BEFORE COLLOIDAL SILVER
"My right had [sic] is numb, my feet, especially my toes are numb. When I get hot or tired my right leg does not lift well. It drags when I walk. After a day at work, I practically have to crawl to my car. I must hold on to a wall at all times. ... I cannot even go up a curb without holding on to someone or something. ...
"If I sit on the floor for any reason, like play with my grandchildren, I must first get on my knees, then on all fours, then finally I can get up. Just like a cow. ...
"I have night paralysis. I must throw my body in order to turn to another side. My legs are locked in the fetal position."
BEGINS TAKING COLLOIDAL SILVER
"Week 10, Seem to have small changes every day.

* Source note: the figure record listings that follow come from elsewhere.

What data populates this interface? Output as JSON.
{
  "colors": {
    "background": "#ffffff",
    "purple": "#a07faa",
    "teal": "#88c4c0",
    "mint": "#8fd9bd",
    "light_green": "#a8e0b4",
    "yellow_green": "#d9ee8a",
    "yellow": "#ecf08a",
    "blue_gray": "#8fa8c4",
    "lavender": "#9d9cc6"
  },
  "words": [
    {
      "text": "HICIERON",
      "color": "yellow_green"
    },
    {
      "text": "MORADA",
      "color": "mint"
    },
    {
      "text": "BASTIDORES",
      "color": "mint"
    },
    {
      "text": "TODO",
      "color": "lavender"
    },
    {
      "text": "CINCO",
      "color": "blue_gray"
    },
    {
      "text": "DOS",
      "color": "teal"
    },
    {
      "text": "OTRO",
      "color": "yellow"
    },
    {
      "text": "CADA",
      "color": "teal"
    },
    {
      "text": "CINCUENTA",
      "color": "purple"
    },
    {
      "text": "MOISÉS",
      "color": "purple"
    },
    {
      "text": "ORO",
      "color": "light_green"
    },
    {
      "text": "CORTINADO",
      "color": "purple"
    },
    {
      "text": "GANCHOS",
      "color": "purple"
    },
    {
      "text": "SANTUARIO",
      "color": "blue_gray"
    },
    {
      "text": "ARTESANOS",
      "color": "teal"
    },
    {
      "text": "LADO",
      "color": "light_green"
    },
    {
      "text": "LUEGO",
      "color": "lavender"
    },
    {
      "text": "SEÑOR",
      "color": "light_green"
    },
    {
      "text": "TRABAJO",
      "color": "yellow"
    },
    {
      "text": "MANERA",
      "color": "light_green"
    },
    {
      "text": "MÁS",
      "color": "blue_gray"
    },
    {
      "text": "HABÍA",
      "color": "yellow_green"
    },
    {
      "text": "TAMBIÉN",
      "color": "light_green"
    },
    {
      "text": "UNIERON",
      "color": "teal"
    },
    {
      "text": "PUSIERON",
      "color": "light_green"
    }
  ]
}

Again my toes ached for several days, then I had more feeling in my toes. It's as though I have a non feeling pad at the bottom of my feet, but feeling all the way around. Like an animal's paw with the padded bottom. It seems I hurt for a few days, then something feels better."
"Week 20: Christmas Week. I had 16 people for dinner Christmas Eve. I had 7 people for dinner Christmas day, I worked 11 hours the day after Christmas, and I had 14 people for dinner the next day. That is four days out of four I entertained at my house. I can't remember when I did something like that. I still have night paralysis, but not nearly as bad as it used to be. ...
"TWO YEAR ANNIVERSARY: No more MS, no more symptoms."
(Many experts say colloidal silver has no health benefits. The FDA prohibits making therapeutic claims for colloidal silver products.)